Wanda nodded. “Yeah.”
“Lucky.” Heather said. “I have five brother’s, a sister, and when I was a teenager who took in the child of a family friend.”
“Seven siblings.” Wanda let out a low whistle. “Wow.”
“And I was responsible for all of them.”
Heather regaled Wanda with tales of Becky’s birth, Elizabeth and Trevor’s attempt to bake a cake, and the time her youngest brother Philip adopted a wild possum.
“He sounds just like Ed.” Wanda laughed. “When he was a toddler, I woke up one morning to find him making a slip and slide with soda and flour. You should’ve seen the mess.”
The two women continued their conversation, never leaving the car. Wanda told Heather about the glamorous life of a closeted football player. Heather listened eagerly, occasionally chiming in with stories about their mutual friends. Apparently Narya was the same Narya, as her friend Michael had adopted.
“Did you really think Judd fought in the Spanish Civil War?” She asked.
“God no,” Wanda said. “That would make him like a hundred years old at this point.”

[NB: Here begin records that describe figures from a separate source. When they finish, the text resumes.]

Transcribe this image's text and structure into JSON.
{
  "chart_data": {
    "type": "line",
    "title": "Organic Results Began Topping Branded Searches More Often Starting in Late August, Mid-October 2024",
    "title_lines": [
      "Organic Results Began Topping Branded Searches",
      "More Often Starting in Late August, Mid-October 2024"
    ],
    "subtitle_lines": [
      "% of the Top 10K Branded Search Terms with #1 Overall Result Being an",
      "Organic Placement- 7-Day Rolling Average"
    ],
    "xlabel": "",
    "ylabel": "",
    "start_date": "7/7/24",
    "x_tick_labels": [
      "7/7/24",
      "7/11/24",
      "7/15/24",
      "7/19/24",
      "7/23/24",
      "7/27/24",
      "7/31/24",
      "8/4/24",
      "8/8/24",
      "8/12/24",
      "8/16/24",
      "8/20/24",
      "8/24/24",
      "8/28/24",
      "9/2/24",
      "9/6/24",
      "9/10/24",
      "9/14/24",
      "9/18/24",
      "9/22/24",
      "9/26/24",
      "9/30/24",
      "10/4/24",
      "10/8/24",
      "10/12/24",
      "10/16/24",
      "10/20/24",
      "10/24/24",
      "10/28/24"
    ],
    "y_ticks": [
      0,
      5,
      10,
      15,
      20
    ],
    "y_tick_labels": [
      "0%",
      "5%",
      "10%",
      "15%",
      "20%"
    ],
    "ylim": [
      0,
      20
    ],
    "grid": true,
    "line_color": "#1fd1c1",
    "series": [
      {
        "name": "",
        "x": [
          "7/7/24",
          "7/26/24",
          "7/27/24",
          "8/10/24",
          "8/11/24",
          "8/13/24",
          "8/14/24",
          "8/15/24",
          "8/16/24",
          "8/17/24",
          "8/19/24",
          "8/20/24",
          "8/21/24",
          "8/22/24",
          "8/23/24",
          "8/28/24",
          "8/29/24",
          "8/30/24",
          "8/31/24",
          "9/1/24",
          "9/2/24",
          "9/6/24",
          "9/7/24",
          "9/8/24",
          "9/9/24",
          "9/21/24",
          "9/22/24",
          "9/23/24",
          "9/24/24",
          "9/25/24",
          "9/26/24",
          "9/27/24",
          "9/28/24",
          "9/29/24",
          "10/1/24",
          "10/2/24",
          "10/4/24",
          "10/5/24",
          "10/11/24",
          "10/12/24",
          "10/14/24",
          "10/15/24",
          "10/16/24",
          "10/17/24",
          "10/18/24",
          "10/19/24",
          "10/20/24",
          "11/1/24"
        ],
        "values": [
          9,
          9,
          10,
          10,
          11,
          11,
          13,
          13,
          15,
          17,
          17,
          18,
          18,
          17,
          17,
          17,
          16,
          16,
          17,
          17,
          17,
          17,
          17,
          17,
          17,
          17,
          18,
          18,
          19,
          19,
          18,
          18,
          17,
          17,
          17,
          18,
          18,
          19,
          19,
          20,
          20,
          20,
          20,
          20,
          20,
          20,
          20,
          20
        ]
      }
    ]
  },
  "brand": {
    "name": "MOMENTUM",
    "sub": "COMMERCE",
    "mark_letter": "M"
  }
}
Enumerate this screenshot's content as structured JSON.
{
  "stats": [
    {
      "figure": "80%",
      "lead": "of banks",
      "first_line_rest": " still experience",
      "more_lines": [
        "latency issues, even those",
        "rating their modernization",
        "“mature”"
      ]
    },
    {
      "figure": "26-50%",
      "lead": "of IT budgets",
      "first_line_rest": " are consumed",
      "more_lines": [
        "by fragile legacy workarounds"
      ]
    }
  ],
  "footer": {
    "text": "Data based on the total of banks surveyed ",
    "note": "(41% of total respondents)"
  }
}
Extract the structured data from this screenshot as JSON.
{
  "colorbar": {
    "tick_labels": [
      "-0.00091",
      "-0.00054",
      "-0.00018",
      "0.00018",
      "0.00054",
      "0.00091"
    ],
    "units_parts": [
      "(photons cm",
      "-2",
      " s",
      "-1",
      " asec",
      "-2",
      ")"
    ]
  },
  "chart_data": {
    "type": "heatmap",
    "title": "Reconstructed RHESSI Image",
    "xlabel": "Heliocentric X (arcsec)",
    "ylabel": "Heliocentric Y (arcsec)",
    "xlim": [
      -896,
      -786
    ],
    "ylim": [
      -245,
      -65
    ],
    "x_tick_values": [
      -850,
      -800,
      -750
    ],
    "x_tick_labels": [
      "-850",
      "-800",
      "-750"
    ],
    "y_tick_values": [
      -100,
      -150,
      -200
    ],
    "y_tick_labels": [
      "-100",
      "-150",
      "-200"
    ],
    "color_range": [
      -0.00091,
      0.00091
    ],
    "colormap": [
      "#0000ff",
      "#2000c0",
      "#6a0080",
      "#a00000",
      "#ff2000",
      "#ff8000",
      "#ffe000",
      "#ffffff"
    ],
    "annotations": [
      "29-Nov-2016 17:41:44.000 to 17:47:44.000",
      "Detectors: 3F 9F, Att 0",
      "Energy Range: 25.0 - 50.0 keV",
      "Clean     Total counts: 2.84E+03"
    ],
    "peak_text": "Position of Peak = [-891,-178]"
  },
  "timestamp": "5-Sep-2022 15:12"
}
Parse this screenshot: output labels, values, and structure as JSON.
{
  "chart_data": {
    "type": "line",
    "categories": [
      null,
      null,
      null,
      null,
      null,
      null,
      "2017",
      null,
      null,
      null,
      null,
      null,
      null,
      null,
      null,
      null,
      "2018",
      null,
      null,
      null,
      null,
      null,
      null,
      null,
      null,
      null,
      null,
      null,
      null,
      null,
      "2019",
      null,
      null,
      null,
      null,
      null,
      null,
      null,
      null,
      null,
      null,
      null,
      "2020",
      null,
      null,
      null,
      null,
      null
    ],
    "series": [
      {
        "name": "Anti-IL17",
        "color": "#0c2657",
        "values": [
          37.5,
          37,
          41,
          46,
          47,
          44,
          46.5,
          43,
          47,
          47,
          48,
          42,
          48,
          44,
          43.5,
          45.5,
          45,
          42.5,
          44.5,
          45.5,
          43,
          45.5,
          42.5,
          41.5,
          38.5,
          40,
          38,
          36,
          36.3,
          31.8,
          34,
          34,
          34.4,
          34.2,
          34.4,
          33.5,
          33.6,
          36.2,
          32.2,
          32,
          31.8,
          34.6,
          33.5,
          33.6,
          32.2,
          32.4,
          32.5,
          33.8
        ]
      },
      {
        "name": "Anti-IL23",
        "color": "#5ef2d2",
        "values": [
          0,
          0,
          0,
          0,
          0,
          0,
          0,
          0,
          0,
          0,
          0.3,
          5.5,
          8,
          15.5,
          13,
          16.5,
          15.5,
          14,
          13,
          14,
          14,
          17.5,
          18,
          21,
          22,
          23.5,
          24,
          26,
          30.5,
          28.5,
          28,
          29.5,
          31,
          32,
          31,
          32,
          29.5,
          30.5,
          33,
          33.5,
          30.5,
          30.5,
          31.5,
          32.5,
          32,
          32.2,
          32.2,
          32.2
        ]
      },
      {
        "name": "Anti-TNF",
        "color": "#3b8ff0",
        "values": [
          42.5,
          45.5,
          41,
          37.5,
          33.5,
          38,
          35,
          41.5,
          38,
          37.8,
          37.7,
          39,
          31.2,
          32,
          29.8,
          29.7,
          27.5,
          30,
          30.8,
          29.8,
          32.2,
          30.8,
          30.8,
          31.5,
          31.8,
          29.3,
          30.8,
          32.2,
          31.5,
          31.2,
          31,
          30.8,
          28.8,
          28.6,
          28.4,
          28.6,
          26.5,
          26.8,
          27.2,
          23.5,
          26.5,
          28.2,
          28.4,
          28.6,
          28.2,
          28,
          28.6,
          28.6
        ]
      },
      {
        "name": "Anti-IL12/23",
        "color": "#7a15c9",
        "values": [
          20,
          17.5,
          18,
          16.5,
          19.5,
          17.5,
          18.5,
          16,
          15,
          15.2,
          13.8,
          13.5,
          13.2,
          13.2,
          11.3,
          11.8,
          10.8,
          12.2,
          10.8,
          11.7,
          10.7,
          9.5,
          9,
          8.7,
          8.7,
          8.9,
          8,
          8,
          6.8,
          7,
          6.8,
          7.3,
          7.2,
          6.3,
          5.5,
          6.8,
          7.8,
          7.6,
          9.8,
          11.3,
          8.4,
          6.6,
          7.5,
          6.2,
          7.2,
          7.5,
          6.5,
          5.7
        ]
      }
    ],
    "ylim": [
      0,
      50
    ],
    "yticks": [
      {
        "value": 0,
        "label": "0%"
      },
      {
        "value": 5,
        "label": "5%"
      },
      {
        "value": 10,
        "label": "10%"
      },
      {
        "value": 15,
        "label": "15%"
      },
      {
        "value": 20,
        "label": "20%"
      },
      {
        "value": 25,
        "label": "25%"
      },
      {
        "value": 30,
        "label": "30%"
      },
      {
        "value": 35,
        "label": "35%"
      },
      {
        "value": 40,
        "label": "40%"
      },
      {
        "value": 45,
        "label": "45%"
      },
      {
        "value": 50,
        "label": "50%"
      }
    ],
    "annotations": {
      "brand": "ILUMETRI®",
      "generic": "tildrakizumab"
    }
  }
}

“Do you know Judd’s actual age?”
Wanda’s eyebrow quirked up as she thought for a moment. “No, do you?”
“I always assumed it was seventy something.”
Wanda laughed and glanced down at her phone. “Is it really almost four?”
Heather checked her watch. “It is.”
“I got to get home.” Wanda sat up. “I have a report to send into Bruce, and I’ve been procrastinating all week.”
She opened the door slowly stepping out. “Hey, Heather,” She said. “This was fun.”
“Yeah,” Heather smiled. “It was.”
“Want to do it again sometime?” Wanda asked.
Heather nodded. “Absolutely.”
The two swapped number and Heather reached over to give Wanda a hug. The blonde woman placed a kiss on her cheek and they disentangled.
“See you around, red.” She smiled, waving as she made her way to her own car.
Heather smiled. Her heart feeling light and airy, but not as if she was about to explode. Rather she felt like she was floating, like her body was made of stars.
Heather reached for her keys, ready to make the drive phone as her phone went off.
“You spin me right round, baby. Right round like a record baby. Right round, right round.”
Heather answered it without checking the contact. “Hi, Judd.”
“So,” Heather could feel the older man’s grin as he let out a cackle. “How was the date?”